Why I Am A Christian, by John Stott
This book, whose title forms an answer of sorts to Bertrand Russell’s essay “Why I Am Not A Christian,” is a solid book of personal apologetics. For one reason or another, I read a lot of this kind of book , and this book manages to strike a different tone than most works in this genre. Rather than writing critically about the readers’ presumed worldview, he instead looks at a constellation of personal reasons that account for why he is a Christian that likely ring true for many other readers as well. Some readers may find this book to be a bit too gentle, but it amounts to a soft-sell of the gospel message rather than the hard sell approach many writers take, and as a short book that can be profitably read during one’s lunch break, as was the case for me, and it certainly is a book that provides a thoughtful and well-spoken defense of the legitimacy of the Christian faith and why it should be taken seriously by skeptics. As an introduction to the writer’s works, it forms an effective way to build interest for the author’s other writings that I hope to be able to read eventually.
At slightly over 100 small pages, this is not a particularly demanding book in terms of its material. The author begins by talking about the hound of heaven, and how God is the one pursuing us rather than we being the ones searching for God, giving the examples of Paul, Augustine, and C.S. Lewis, among others.
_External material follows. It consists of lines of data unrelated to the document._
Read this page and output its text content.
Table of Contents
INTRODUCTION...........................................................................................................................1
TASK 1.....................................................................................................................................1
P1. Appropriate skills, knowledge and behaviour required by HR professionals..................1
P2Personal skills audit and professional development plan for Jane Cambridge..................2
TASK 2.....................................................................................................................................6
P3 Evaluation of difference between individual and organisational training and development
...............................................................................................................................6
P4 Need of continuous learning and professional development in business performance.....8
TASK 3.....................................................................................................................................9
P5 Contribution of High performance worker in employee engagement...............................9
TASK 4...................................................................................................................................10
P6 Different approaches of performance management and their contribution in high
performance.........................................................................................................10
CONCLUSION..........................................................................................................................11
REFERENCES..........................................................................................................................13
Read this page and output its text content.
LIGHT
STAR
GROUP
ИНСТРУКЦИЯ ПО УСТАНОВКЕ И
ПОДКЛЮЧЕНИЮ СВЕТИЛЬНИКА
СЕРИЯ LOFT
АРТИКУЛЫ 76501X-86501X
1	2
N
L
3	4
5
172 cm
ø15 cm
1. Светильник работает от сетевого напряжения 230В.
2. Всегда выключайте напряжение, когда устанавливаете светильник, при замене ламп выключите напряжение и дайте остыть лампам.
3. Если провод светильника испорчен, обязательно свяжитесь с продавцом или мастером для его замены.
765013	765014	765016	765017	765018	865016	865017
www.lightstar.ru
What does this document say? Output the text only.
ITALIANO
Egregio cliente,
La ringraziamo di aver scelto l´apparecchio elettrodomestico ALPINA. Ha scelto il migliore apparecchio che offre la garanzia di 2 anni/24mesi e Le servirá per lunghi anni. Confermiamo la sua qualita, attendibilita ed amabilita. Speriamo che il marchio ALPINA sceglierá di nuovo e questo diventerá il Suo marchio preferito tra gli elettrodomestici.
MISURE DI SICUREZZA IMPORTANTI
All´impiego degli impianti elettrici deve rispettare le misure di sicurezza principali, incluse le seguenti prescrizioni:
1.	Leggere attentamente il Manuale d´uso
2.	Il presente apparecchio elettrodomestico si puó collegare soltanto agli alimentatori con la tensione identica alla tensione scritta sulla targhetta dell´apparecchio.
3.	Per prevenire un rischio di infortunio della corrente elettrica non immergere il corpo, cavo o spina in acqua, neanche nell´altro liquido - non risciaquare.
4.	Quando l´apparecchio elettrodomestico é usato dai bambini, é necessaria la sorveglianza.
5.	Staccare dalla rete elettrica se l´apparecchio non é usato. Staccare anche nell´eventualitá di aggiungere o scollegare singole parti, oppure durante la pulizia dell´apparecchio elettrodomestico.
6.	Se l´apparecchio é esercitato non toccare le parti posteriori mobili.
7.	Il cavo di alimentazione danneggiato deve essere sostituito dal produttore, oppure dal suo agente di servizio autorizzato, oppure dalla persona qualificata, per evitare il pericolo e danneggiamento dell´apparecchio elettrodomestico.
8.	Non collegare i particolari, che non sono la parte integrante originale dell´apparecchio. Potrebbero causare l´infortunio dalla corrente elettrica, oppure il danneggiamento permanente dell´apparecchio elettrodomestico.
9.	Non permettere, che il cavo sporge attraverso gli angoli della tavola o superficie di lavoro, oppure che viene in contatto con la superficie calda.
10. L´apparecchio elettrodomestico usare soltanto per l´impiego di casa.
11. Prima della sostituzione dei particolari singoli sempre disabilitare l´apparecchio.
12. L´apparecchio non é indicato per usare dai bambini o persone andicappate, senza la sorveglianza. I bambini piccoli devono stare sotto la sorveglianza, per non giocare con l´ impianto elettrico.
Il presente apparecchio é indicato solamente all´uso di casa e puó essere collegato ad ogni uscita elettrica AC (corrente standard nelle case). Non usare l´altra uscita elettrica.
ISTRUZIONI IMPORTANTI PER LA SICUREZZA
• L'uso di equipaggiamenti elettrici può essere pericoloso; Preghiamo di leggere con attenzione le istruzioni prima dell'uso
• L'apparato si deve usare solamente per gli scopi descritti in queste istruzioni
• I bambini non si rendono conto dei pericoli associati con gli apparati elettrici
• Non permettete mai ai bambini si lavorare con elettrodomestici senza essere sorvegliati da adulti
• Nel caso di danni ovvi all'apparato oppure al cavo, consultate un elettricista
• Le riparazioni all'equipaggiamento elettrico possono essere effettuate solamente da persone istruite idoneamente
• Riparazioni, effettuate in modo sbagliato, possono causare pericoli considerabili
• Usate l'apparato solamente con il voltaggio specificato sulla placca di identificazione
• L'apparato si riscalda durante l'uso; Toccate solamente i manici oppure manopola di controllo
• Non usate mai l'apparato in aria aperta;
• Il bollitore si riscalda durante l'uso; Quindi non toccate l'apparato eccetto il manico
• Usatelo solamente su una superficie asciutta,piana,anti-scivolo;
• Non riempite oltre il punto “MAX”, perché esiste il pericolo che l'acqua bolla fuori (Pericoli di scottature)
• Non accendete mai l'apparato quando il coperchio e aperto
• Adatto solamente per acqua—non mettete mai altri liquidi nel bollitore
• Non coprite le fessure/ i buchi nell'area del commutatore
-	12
After that the author talks about the claims of Jesus, and notes that while Jesus is nearly uniformly respected and viewed as a humble man, his claims were immensely audacious and anything but humble. The author then turns, of necessity, to the cross and to its powerful importance for humanity. The author then turns to the paradox of humanity as being created in the image and likeness of God but also being deeply marred by sin and its effects, and then turns to the paradox of freedom in being an escape from our sinful human nature rather than being free of the laws and restraints that keep us from sinning to the extent that is possible for us. The last two chapters of the short book finish on a discussion of eternal life as part of God’s kingdom being a fulfillment of our aspirations–an argument from desire–and discusses the call to believe as the greatest of all invitations.
Throughout the book the author manages to combine a great deal of humor along with a strong sense of humility and some notable insight. To be sure, there is a great deal about the Bible and about Christianity that the author does not discuss at any length. There are no discussions here about the nature of God or the role of God’s law in the lives of believers or anything that could be viewed as contentious matters that are argued over by those who profess to follow Christ. This book, in stark contrast, looks at those essentials that are not really in dispute by anyone who has any plausible claim as a Christian, namely that human beings are in a hopeless place as a result of thousands of years of sin, but that God reaches out to us to pull us out of the despair that we find ourselves in, at the cost of confronting us with what we are and what we were created to be. This is the sort of book that is a pleasure to read, in that it provides genuinely good news as an introduction to those who are unfamiliar with God’s word, an invitation to get to know God and God’s ways better. If I do not consider the author trustworthy in all biblical matters, he certainly does a good job in this introductory text.